‘The Black Alabaster Box’ by Frances Schoonmaker is the first of ‘The Last Crystal Trilogy’, a historical fiction and fantasy story set in the American frontier era. We follow Grace Willis as she struggles to come to terms with her family’s move from St. Louis through the Santa Fe Trail to California so her parents can provide medical care. An old friend in the form of a black and white sheep dog appears to help Grace and is there throughout the highs and lows of the journey.
The author has done a brilliant job at creating a sense of time and place. Although there is a fantasy element, there’s so many little details about life, the journey on the Santa Fe Trail and even scouting and tracking tips that showed how much thought and research the author put into this book. Even with all this detail the storyline moves quickly which I think will keep young readers curious about what’s happening and what could happen next. I also liked that although this is a children’s story, it doesn’t shy away from loss and sadness, using it to drive the narrative on and impact on the characters’ behaviours.

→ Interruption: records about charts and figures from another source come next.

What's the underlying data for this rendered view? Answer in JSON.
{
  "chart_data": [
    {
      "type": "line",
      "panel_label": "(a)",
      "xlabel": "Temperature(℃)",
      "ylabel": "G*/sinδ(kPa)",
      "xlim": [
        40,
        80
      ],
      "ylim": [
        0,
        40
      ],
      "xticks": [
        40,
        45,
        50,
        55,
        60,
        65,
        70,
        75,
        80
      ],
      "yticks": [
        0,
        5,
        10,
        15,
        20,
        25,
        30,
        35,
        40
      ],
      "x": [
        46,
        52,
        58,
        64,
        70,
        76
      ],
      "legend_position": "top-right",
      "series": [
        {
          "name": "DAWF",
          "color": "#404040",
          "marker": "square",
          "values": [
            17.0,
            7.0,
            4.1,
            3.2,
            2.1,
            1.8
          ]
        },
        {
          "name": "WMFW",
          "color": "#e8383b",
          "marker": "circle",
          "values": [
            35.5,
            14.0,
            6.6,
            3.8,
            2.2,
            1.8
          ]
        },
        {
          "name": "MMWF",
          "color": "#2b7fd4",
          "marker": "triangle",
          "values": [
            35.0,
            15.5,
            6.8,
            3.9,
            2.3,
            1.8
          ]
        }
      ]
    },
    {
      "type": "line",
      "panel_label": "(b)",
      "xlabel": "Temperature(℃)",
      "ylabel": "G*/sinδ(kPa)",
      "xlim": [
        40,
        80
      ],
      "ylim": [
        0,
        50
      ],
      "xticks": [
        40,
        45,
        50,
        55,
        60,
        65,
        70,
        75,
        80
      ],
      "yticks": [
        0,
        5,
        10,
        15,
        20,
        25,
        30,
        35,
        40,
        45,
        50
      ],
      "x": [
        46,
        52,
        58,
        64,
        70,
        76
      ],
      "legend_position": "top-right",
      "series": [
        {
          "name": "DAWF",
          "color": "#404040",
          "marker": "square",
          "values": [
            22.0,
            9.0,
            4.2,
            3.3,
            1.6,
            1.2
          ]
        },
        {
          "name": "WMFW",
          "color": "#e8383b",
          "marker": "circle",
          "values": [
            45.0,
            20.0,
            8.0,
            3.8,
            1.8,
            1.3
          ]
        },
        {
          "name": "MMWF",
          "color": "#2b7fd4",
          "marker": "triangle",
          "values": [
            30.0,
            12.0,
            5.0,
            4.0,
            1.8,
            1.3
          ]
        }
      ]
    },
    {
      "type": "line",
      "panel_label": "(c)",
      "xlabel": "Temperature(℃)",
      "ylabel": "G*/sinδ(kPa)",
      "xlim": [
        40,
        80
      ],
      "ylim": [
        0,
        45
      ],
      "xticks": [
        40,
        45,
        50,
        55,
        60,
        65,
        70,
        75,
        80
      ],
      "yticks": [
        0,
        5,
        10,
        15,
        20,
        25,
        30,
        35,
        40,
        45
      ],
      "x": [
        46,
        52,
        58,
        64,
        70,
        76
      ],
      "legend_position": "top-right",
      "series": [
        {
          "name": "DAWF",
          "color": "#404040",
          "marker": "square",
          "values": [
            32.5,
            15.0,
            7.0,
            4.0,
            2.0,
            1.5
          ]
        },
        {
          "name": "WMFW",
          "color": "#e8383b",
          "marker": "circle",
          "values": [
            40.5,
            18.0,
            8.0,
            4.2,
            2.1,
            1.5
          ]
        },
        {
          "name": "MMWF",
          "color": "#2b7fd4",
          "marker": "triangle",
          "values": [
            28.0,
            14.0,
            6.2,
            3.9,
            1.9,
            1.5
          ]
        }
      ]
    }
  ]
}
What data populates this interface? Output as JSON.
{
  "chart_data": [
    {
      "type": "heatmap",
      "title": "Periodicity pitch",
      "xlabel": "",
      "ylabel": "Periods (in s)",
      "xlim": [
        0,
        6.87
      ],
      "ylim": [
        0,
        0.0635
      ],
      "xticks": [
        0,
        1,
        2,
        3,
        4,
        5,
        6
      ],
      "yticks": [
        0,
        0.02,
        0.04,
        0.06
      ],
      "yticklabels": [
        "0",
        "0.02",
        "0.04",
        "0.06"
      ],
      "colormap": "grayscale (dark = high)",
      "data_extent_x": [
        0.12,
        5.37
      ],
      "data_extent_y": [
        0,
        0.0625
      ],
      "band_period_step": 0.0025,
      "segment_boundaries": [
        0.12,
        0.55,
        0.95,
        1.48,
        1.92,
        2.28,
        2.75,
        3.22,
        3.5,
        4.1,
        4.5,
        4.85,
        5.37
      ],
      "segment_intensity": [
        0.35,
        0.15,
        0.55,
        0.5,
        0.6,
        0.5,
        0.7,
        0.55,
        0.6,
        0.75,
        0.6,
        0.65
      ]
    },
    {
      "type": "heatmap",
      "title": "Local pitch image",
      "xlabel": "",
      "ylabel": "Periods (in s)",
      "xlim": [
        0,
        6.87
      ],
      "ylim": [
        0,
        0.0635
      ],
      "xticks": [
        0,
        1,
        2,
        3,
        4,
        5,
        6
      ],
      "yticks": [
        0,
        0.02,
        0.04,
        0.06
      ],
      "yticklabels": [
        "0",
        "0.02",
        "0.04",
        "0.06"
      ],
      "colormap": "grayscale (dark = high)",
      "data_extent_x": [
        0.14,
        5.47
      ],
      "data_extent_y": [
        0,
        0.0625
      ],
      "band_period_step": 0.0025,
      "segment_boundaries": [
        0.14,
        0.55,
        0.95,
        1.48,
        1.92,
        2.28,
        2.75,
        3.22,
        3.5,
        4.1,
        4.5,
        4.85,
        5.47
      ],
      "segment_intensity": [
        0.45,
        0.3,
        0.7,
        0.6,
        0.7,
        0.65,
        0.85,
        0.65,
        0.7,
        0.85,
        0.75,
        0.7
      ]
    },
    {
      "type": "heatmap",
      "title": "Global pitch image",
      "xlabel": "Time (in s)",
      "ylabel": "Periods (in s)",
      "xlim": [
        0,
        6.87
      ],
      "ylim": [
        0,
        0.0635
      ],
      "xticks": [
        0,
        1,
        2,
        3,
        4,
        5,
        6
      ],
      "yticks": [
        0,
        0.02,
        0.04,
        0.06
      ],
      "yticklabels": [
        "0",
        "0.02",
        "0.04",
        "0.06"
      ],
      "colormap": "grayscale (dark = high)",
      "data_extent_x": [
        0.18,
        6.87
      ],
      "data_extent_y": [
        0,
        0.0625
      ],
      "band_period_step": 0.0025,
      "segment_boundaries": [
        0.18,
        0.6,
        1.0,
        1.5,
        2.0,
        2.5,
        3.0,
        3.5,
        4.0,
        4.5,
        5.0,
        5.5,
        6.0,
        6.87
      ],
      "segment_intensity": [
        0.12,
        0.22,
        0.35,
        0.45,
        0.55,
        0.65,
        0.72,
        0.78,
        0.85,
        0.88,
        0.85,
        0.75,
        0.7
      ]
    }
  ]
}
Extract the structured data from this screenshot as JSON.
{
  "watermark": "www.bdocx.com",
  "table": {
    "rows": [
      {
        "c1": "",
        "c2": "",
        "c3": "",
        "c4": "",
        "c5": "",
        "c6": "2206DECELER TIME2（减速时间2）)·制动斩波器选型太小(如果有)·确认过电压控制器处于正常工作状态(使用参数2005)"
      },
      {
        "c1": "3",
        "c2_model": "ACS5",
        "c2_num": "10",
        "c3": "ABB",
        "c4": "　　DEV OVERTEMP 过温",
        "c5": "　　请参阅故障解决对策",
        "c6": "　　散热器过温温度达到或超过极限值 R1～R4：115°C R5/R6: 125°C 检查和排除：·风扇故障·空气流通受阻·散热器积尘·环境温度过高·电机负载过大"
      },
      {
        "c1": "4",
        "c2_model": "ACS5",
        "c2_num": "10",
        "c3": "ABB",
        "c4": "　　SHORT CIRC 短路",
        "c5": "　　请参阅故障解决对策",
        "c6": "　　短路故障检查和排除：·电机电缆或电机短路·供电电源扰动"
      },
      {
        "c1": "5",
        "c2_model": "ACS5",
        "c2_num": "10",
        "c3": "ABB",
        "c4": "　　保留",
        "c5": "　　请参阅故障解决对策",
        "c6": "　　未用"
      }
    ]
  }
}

I think that ‘The Black Alabaster Box’ is an entertaining tale bound to inspire more questions about American history as well as the plot of the rest of the trilogy.
It had been quiet along the Santa Fe Trail for more than a year when the Stokes Company set out for California, the Willis family among them. A reluctant traveler, young Grace Willis longs for her fortunate, safe, and comfortable life at home. Just as she is learning to negotiate life in a wagon-train, Grace is kidnapped by fellow travellers and taken into Oklahoma Territory. She must decide if she will cave in to despair or muster the courage to run away and search for her parents. Grace finds help in unlikely places. She discovers that there really is such a thing as magic, and there are some things only a child can do.